Most producers will think of corn first, but increased corn prices may make this feed less appealing than in previous years. As a general rule-of-thumb, it takes 5 pounds of corn to replace 9 pounds of average quality hay. Corn should not be used to replace more than 50 percent of the forage in most cow-calf rations. When utilizing corn to stretch forage, you should not forget other nutrients such as protein. Remember that corn does not have to be cracked or ground, but feeding corn does require adequate bunk space so all cattle have equal access. Bunks do not need to be elaborate, but there must be enough space to prevent “boss” cows from eating too much and younger and less assertive cows from being blocked from eating any supplemental corn.

Other grains may also be possible substitutes for hay. Grains such as milo, oats, barley or wheat may be used in cow-calf rations. Each of these grains will require some processing before feeding. Be sure to include the cost of processing in the total cost of the feed.

Another option for stretching available hay is feeding by-product or co-product feeds. These feeds are produced as a secondary product during the production of other products. Included in this list are distiller’s byproducts, whey, corn gluten feed, vegetable byproducts or food processing byproducts. Regardless of which by-product is being considered, several factors must be weighed before it is used. First is the moisture content. Many by-product feeds are high in moisture, which makes transportation expensive and may make them unstable for storage. Always calculate the value of feeds on a dry-matter basis. For example, if a feed is 40 percent dry matter, divide the price paid by 0.4 to figure the value on a dry matter basis. Also, calculate transportation costs. The true cost of feed includes all transportation costs and should be calculated on the value as delivered to the farm.

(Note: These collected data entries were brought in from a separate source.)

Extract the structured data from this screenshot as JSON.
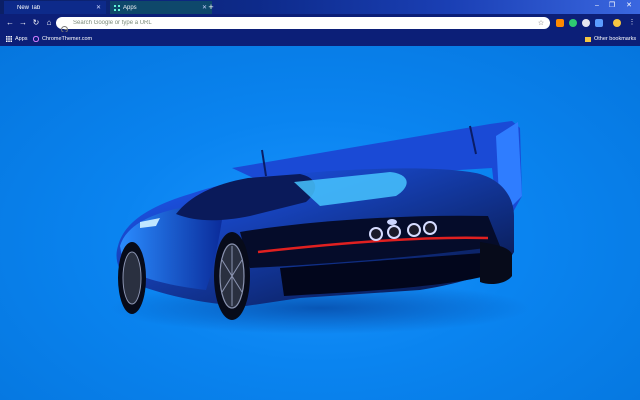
{
  "tabs": [
    {
      "title": "New Tab",
      "active": true
    },
    {
      "title": "Apps",
      "active": false
    }
  ],
  "omnibox": {
    "placeholder": "Search Google or type a URL"
  },
  "bookmarks": {
    "apps_label": "Apps",
    "items": [
      {
        "label": "ChromeThemer.com"
      }
    ],
    "other_label": "Other bookmarks"
  },
  "icons": {
    "back": "back-arrow-icon",
    "forward": "forward-arrow-icon",
    "reload": "reload-icon",
    "home": "home-icon",
    "star": "star-icon",
    "menu": "more-vert-icon"
  },
  "colors": {
    "frame": "#0c1f78",
    "background": "#0b86f2",
    "accent_stripe": "#e02020"
  }
}
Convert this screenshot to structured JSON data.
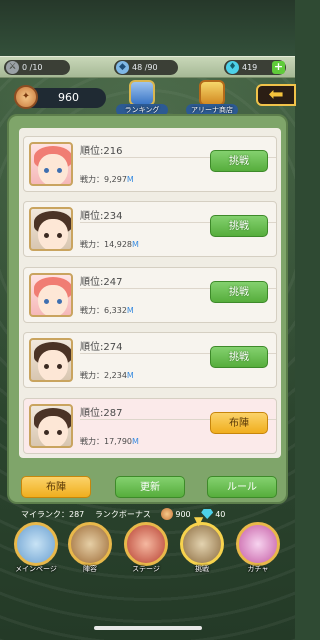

Always check the nutrient content of by-product feeds. If an analysis is not available, send a sample to a laboratory. A problem with many by-product feeds is that they are often variable in nutrient content. This makes formulating a balanced ration very difficult, if not impossible. Be alert to any contaminants that may be in the feed. These could include any chemical or waste products added or formed during the production process that may be detrimental to animal performance or health. An example of this would be sulfur in corn gluten feed. Typical sulfur levels in gluten feed are 0.4 percent, but levels in the 0.6 percent range may cause problems.

Do not forget crop residues. These may be very low in quality by the time they are used during January or February; however, they will have some feed value and can be used if properly supplemented. Typical supplements would need to be high in protein and have a good mineral balance.

Whole cottonseed may be an option in some areas. The seed provides both energy and protein, but needs to be limited to 3 to 4 pound per head per day for stocker calves and 4 to 5 pounds per head per day for cows. Feeding higher levels (or free-choice) may cause scours due to the high fat (oil) content of the seed. Do not feed whole cottonseed to young growing bulls.

As you consider stretching your available hay supply, do not forget commercial supplements. Just be sure to select the proper supplement for your situation. Some supplements are primarily a source of protein. These may be used to balance the ration for protein but are not the preferred product to stretch hay supplies. Rather, feeds that contain energy are the primary ones to consider. When considering commercial supplements, make a careful comparison of available supplements. Be sure they provide what is needed and that the cost is kept as low as possible. This does not mean that junk feeds should be purchased but, the highest priced feeds may not be warranted either. Don’t forget to consider the convenience cost. Some feeds that require less effort to feed may significantly increase winter feed costs.

Getting through the winter may be difficult with a limited hay supply; however, it can be done if you look closely at available feed resources that can be substituted for hay. The key is to select the most economical feeds that will meet the animals’ needs.